THE only thing that could stop Nic Maddinson on Tuesday night was a dud call.
And that's exactly what got him in the end, when the Sydney Sixers' No.3 was marching towards one of the fastest centuries in Big Bash history.
And it sparked debate among three Australian legends about whether the time had come for the Big Bash League to join other forms of cricket and embrace the technology on offer by introducing the Decision Review System.
The BBL has so far spurned the chance to introduce DRS, arguing it would slow down the format's high-paced excitement.
Australian legend Ricky Ponting, however, argues that as the competition becomes one dominated by stars it is becoming imperative that the right decisions are made.
And that means DRS needs to come in.
"This game now really hinges on your star players - and mainly as batters they're at the top of the order," Ponting said in commentary for Channel 10.
"The umpires will go to the third umpire for run-outs and stumpings, which does take up a little bit of time in the game as well.
"I can't see why they wouldn't have just one in there for that really important decision in the game."
Maddinson had already ripped an incredible six-boundary over off James Faulkner, and has scorched his way to 61 from just 25 balls when he saw the index finger go up and his night called early.
Three sixes.
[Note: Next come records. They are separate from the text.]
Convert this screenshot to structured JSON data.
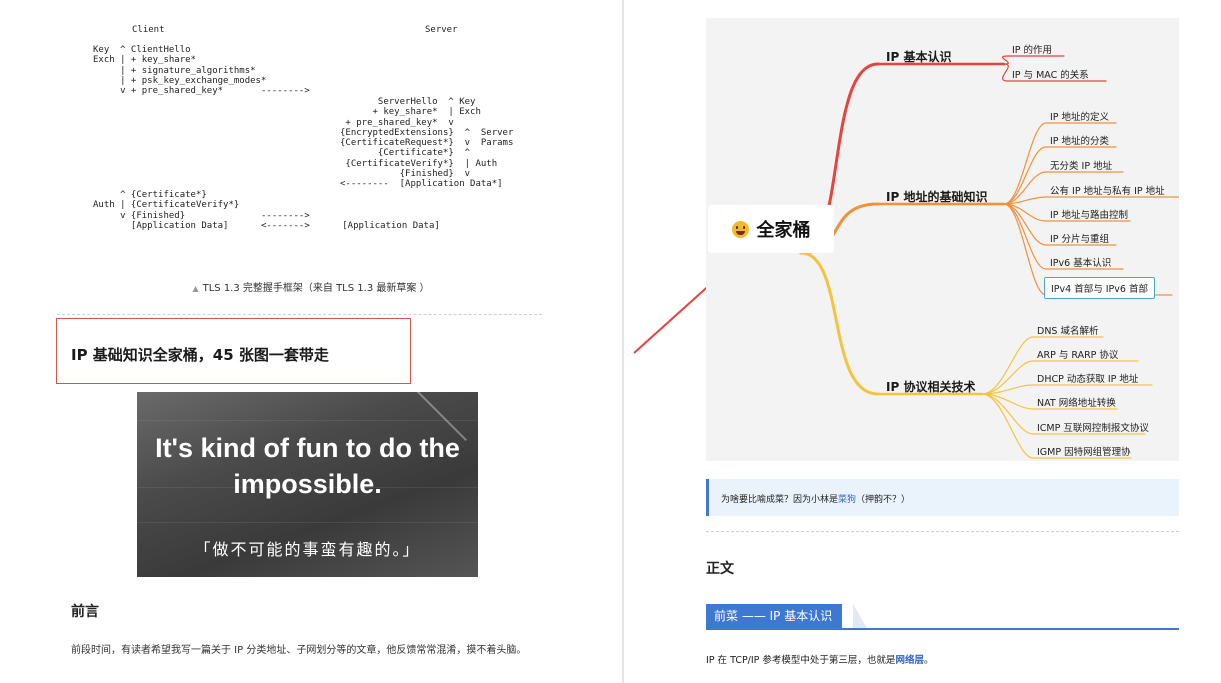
{
  "left_page": {
    "tls": {
      "client_label": "Client",
      "server_label": "Server",
      "client_block": "Key  ^ ClientHello\nExch | + key_share*\n     | + signature_algorithms*\n     | + psk_key_exchange_modes*\n     v + pre_shared_key*       -------->",
      "server_block": "       ServerHello  ^ Key\n      + key_share*  | Exch\n + pre_shared_key*  v\n{EncryptedExtensions}  ^  Server\n{CertificateRequest*}  v  Params\n       {Certificate*}  ^\n {CertificateVerify*}  | Auth\n           {Finished}  v\n<--------  [Application Data*]",
      "client_final": "     ^ {Certificate*}\nAuth | {CertificateVerify*}\n     v {Finished}              -------->\n       [Application Data]      <------->      [Application Data]",
      "caption": "TLS 1.3 完整握手框架（来自 TLS 1.3 最新草案 ）"
    },
    "article_title": "IP 基础知识全家桶，45 张图一套带走",
    "hero": {
      "quote_line1": "It's kind of fun to do the",
      "quote_line2": "impossible.",
      "quote_cn": "「做不可能的事蛮有趣的。」"
    },
    "preface_heading": "前言",
    "preface_text": "前段时间，有读者希望我写一篇关于 IP 分类地址、子网划分等的文章，他反馈常常混淆，摸不着头脑。"
  },
  "mindmap": {
    "root": "全家桶",
    "branches": [
      {
        "label": "IP 基本认识",
        "color": "#e8433c",
        "children": [
          "IP 的作用",
          "IP 与 MAC 的关系"
        ]
      },
      {
        "label": "IP 地址的基础知识",
        "color": "#f2913a",
        "children": [
          "IP 地址的定义",
          "IP 地址的分类",
          "无分类 IP 地址",
          "公有 IP 地址与私有 IP 地址",
          "IP 地址与路由控制",
          "IP 分片与重组",
          "IPv6 基本认识",
          "IPv4 首部与 IPv6 首部"
        ]
      },
      {
        "label": "IP 协议相关技术",
        "color": "#f6c43c",
        "children": [
          "DNS 域名解析",
          "ARP 与 RARP 协议",
          "DHCP 动态获取 IP 地址",
          "NAT 网络地址转换",
          "ICMP 互联网控制报文协议",
          "IGMP 因特网组管理协"
        ]
      }
    ],
    "selected_leaf": "IPv4 首部与 IPv6 首部",
    "arrow_color": "#e8433c"
  },
  "note": {
    "prefix": "为啥要比喻成菜？因为小林是",
    "link": "菜狗",
    "suffix": "（押韵不？）"
  },
  "body_heading": "正文",
  "sub_heading": "前菜 —— IP 基本认识",
  "body_text": {
    "prefix": "IP 在 TCP/IP 参考模型中处于第三层，也就是",
    "link": "网络层",
    "suffix": "。"
  }
}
Nine fours.
It was a batting masterclass - right up until he was struck on the pads by Melbourne Stars skipper John Hastings and was quickly send packing.
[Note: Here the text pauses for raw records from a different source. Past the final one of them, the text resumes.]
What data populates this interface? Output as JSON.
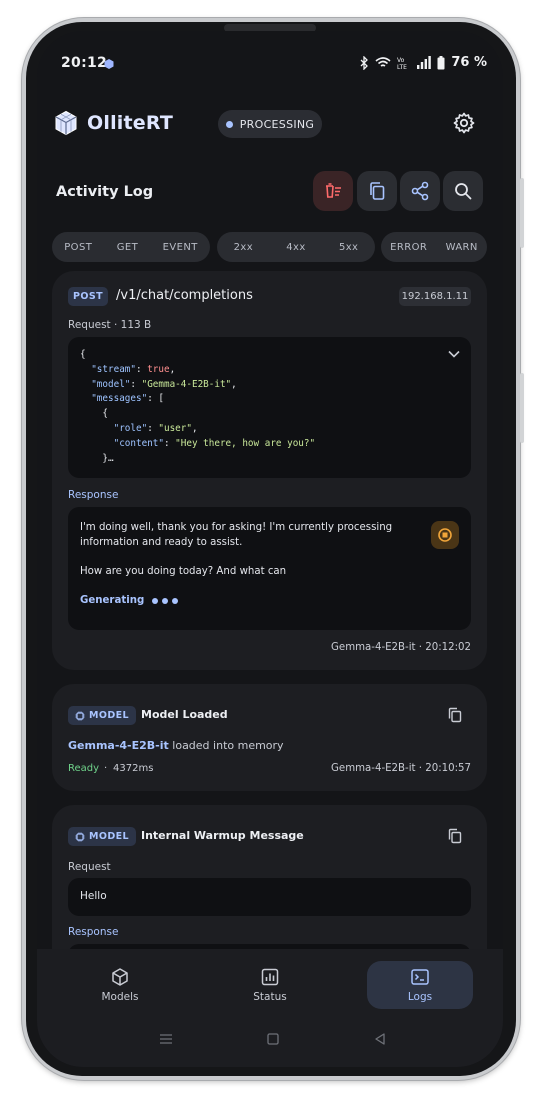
{
  "statusbar": {
    "time": "20:12",
    "battery": "76 %"
  },
  "app": {
    "title": "OlliteRT",
    "status": "PROCESSING"
  },
  "log": {
    "title": "Activity Log"
  },
  "filters": {
    "methods": [
      "POST",
      "GET",
      "EVENT"
    ],
    "codes": [
      "2xx",
      "4xx",
      "5xx"
    ],
    "levels": [
      "ERROR",
      "WARN"
    ]
  },
  "request_card": {
    "method": "POST",
    "endpoint": "/v1/chat/completions",
    "ip": "192.168.1.11",
    "request_label": "Request · 113 B",
    "code": {
      "l1": "{",
      "l2_key": "\"stream\"",
      "l2_val": "true",
      "l3_key": "\"model\"",
      "l3_val": "\"Gemma-4-E2B-it\"",
      "l4_key": "\"messages\"",
      "l4_rest": ": [",
      "l5": "{",
      "l6_key": "\"role\"",
      "l6_val": "\"user\"",
      "l7_key": "\"content\"",
      "l7_val": "\"Hey there, how are you?\"",
      "l8": "}…"
    },
    "response_label": "Response",
    "response_line1": "I'm doing well, thank you for asking! I'm currently processing information and ready to assist.",
    "response_line2": "How are you doing today? And what can",
    "generating": "Generating",
    "meta": "Gemma-4-E2B-it · 20:12:02"
  },
  "model_card": {
    "chip": "MODEL",
    "title": "Model Loaded",
    "model_name": "Gemma-4-E2B-it",
    "loaded_text": "loaded into memory",
    "ready": "Ready",
    "sep": "·",
    "duration": "4372ms",
    "meta": "Gemma-4-E2B-it · 20:10:57"
  },
  "warmup_card": {
    "chip": "MODEL",
    "title": "Internal Warmup Message",
    "request_label": "Request",
    "request_text": "Hello",
    "response_label": "Response"
  },
  "nav": {
    "models": "Models",
    "status": "Status",
    "logs": "Logs"
  },
  "colors": {
    "accent": "#a9c4ff",
    "background": "#141518",
    "card": "#1d1e22",
    "ready": "#6fd28a",
    "danger": "#ff6b6b"
  }
}
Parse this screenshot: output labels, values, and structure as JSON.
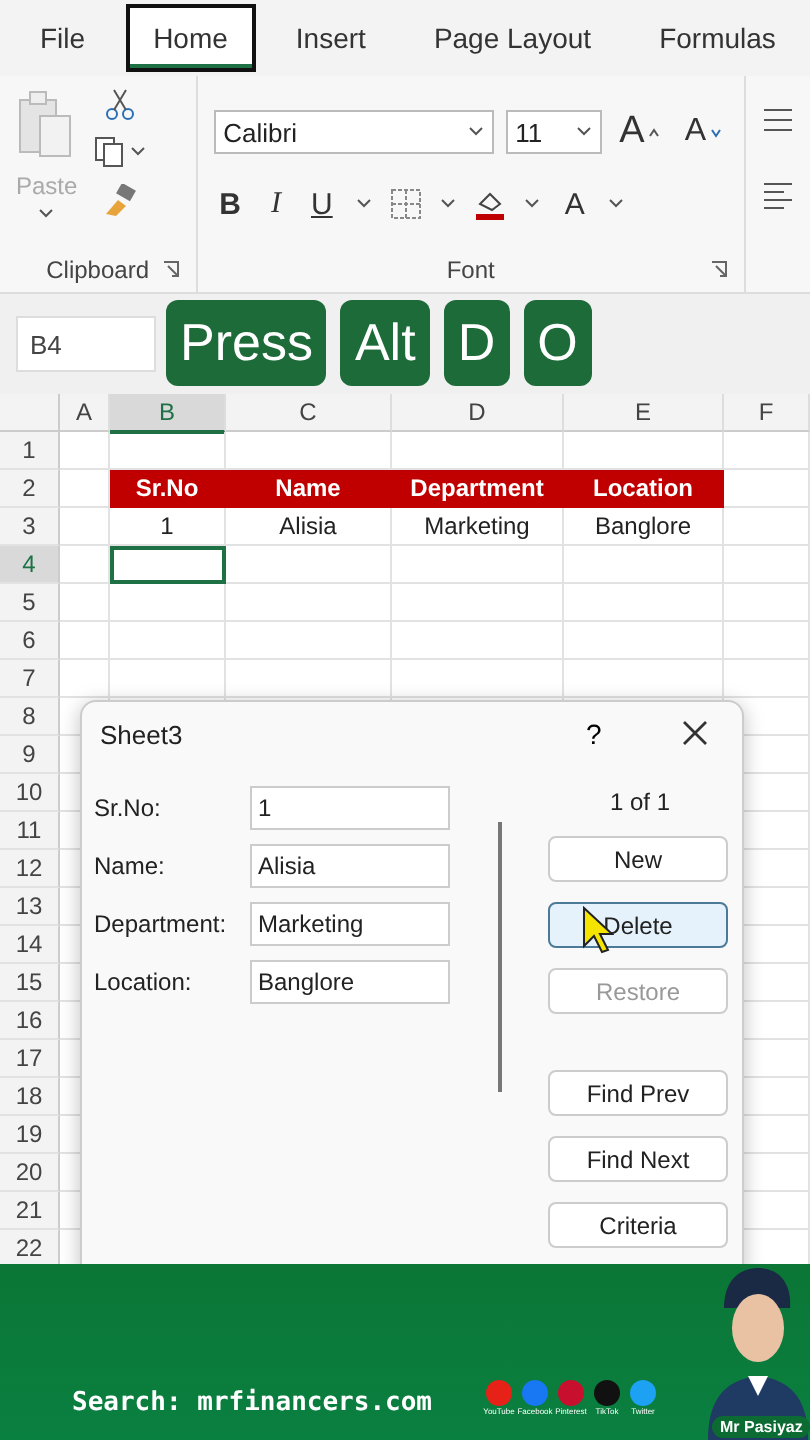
{
  "ribbon_tabs": [
    {
      "label": "File",
      "selected": false
    },
    {
      "label": "Home",
      "selected": true
    },
    {
      "label": "Insert",
      "selected": false
    },
    {
      "label": "Page Layout",
      "selected": false
    },
    {
      "label": "Formulas",
      "selected": false
    }
  ],
  "clipboard": {
    "paste_label": "Paste",
    "group_label": "Clipboard"
  },
  "font": {
    "family": "Calibri",
    "size": "11",
    "grow": "A",
    "shrink": "A",
    "bold": "B",
    "italic": "I",
    "underline": "U",
    "font_color": "A",
    "group_label": "Font"
  },
  "name_box": "B4",
  "keys": [
    "Press",
    "Alt",
    "D",
    "O"
  ],
  "sheet": {
    "columns": [
      {
        "label": "A",
        "selected": false
      },
      {
        "label": "B",
        "selected": true
      },
      {
        "label": "C",
        "selected": false
      },
      {
        "label": "D",
        "selected": false
      },
      {
        "label": "E",
        "selected": false
      },
      {
        "label": "F",
        "selected": false
      }
    ],
    "rows": [
      {
        "label": "1",
        "selected": false
      },
      {
        "label": "2",
        "selected": false
      },
      {
        "label": "3",
        "selected": false
      },
      {
        "label": "4",
        "selected": true
      },
      {
        "label": "5",
        "selected": false
      },
      {
        "label": "6",
        "selected": false
      },
      {
        "label": "7",
        "selected": false
      },
      {
        "label": "8",
        "selected": false
      },
      {
        "label": "9",
        "selected": false
      },
      {
        "label": "10",
        "selected": false
      },
      {
        "label": "11",
        "selected": false
      },
      {
        "label": "12",
        "selected": false
      },
      {
        "label": "13",
        "selected": false
      },
      {
        "label": "14",
        "selected": false
      },
      {
        "label": "15",
        "selected": false
      },
      {
        "label": "16",
        "selected": false
      },
      {
        "label": "17",
        "selected": false
      },
      {
        "label": "18",
        "selected": false
      },
      {
        "label": "19",
        "selected": false
      },
      {
        "label": "20",
        "selected": false
      },
      {
        "label": "21",
        "selected": false
      },
      {
        "label": "22",
        "selected": false
      }
    ],
    "headers": [
      "Sr.No",
      "Name",
      "Department",
      "Location"
    ],
    "data": [
      [
        "1",
        "Alisia",
        "Marketing",
        "Banglore"
      ]
    ]
  },
  "dialog": {
    "title": "Sheet3",
    "help": "?",
    "counter": "1 of 1",
    "fields": [
      {
        "label": "Sr.No:",
        "value": "1"
      },
      {
        "label": "Name:",
        "value": "Alisia"
      },
      {
        "label": "Department:",
        "value": "Marketing"
      },
      {
        "label": "Location:",
        "value": "Banglore"
      }
    ],
    "buttons": [
      {
        "label": "New",
        "disabled": false,
        "focused": false
      },
      {
        "label": "Delete",
        "disabled": false,
        "focused": true
      },
      {
        "label": "Restore",
        "disabled": true,
        "focused": false
      },
      {
        "label": "Find Prev",
        "disabled": false,
        "focused": false
      },
      {
        "label": "Find Next",
        "disabled": false,
        "focused": false
      },
      {
        "label": "Criteria",
        "disabled": false,
        "focused": false
      }
    ]
  },
  "footer": {
    "search": "Search: mrfinancers.com",
    "socials": [
      {
        "label": "YouTube",
        "color": "#e62117"
      },
      {
        "label": "Facebook",
        "color": "#1877f2"
      },
      {
        "label": "Pinterest",
        "color": "#c8102e"
      },
      {
        "label": "TikTok",
        "color": "#111111"
      },
      {
        "label": "Twitter",
        "color": "#1da1f2"
      }
    ],
    "name": "Mr Pasiyaz"
  }
}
The immediate reaction in the commentary box was one of disappointment. Australian coach Darren Lehmann suspected Hastings' delivery had pitched outside leg stump - something he'd seen plenty of as a left-hander of considerable class during his playing days.
"That's a perfect example. As a batsman, as a left-hander, Hastings is not swinging it back in…" explained Lehmann, who agreed DRS would be a wise addition to the BBL.
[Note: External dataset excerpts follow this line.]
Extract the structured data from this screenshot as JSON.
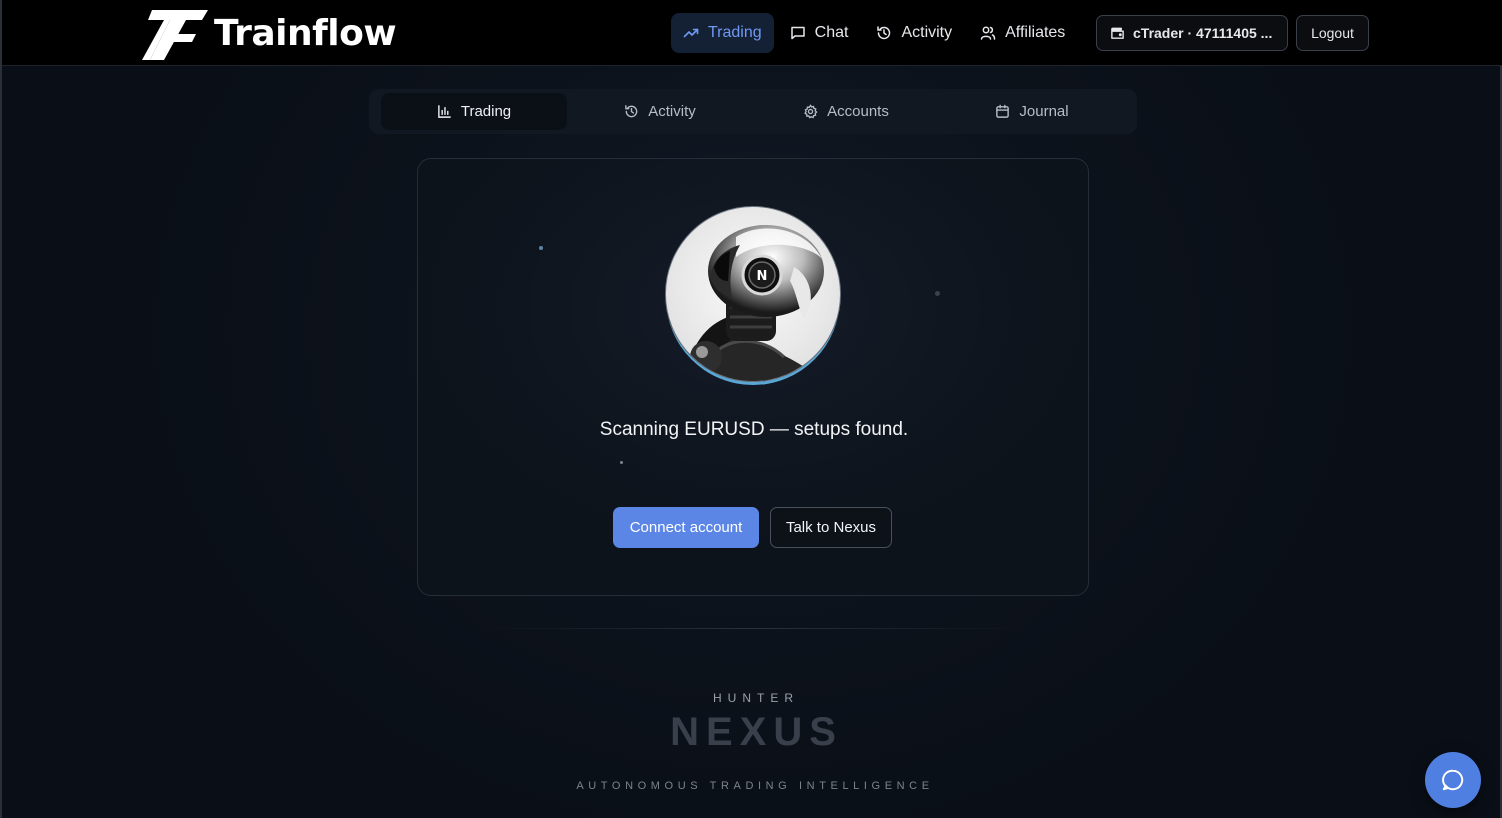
{
  "brand": {
    "name": "Trainflow"
  },
  "topnav": {
    "items": [
      {
        "label": "Trading",
        "icon": "trending-up-icon",
        "active": true
      },
      {
        "label": "Chat",
        "icon": "message-square-icon",
        "active": false
      },
      {
        "label": "Activity",
        "icon": "history-icon",
        "active": false
      },
      {
        "label": "Affiliates",
        "icon": "users-icon",
        "active": false
      }
    ],
    "account_label": "cTrader · 47111405 ...",
    "logout_label": "Logout"
  },
  "subtabs": [
    {
      "label": "Trading",
      "icon": "bar-chart-icon",
      "active": true
    },
    {
      "label": "Activity",
      "icon": "history-icon",
      "active": false
    },
    {
      "label": "Accounts",
      "icon": "gear-icon",
      "active": false
    },
    {
      "label": "Journal",
      "icon": "calendar-icon",
      "active": false
    }
  ],
  "card": {
    "avatar_badge": "N",
    "status": "Scanning EURUSD — setups found.",
    "primary_button": "Connect account",
    "secondary_button": "Talk to Nexus"
  },
  "footer": {
    "overline": "HUNTER",
    "title": "NEXUS",
    "tagline": "AUTONOMOUS TRADING INTELLIGENCE"
  },
  "colors": {
    "accent": "#5b86e6",
    "active_nav_text": "#6f99f2",
    "background": "#0b1119"
  }
}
"So to hit the stumps it's got to be really full like that - and it still pitched outside leg."
Legendary wicketkeeper Adam Gilchrist believed it needn't be time consuming.
"And you think you'd be able to review that really quickly," he said.
"Just a quick look at that - a quick answer, carry on."
It's not the first time this summer that DRS has come into sharp focus following a controversial decision.
On New Year's Eve, the Brisbane Heat were left fuming when Chris Lynn was dismissed caught behind off Adelaide Strikers' Afghanistan spinner Rashid Khan - with replays suggesting the ball had missed the bat entirely on its way to the keeper.
National selector Mark Waugh was decidedly unimpressed.
"No, he's hit the ground. Don't think he's hit that," Waugh said in commentary
"I think he's played inside that. Big, big decision. It seemed too full to be an edge but there was noise."
Waugh suggested it was only a matter of time before rules were changed to allow time for DRS.
"If you can do it quickly, yes. Give them 30 seconds, maybe," Waugh said. "One look at a Hotspot would clarify that pretty quickly, wouldn't it? It's not to be. Chris Lynn had to cop it. He did accept it.
"It was a big blow, a telling blow for the Brisbane Heat."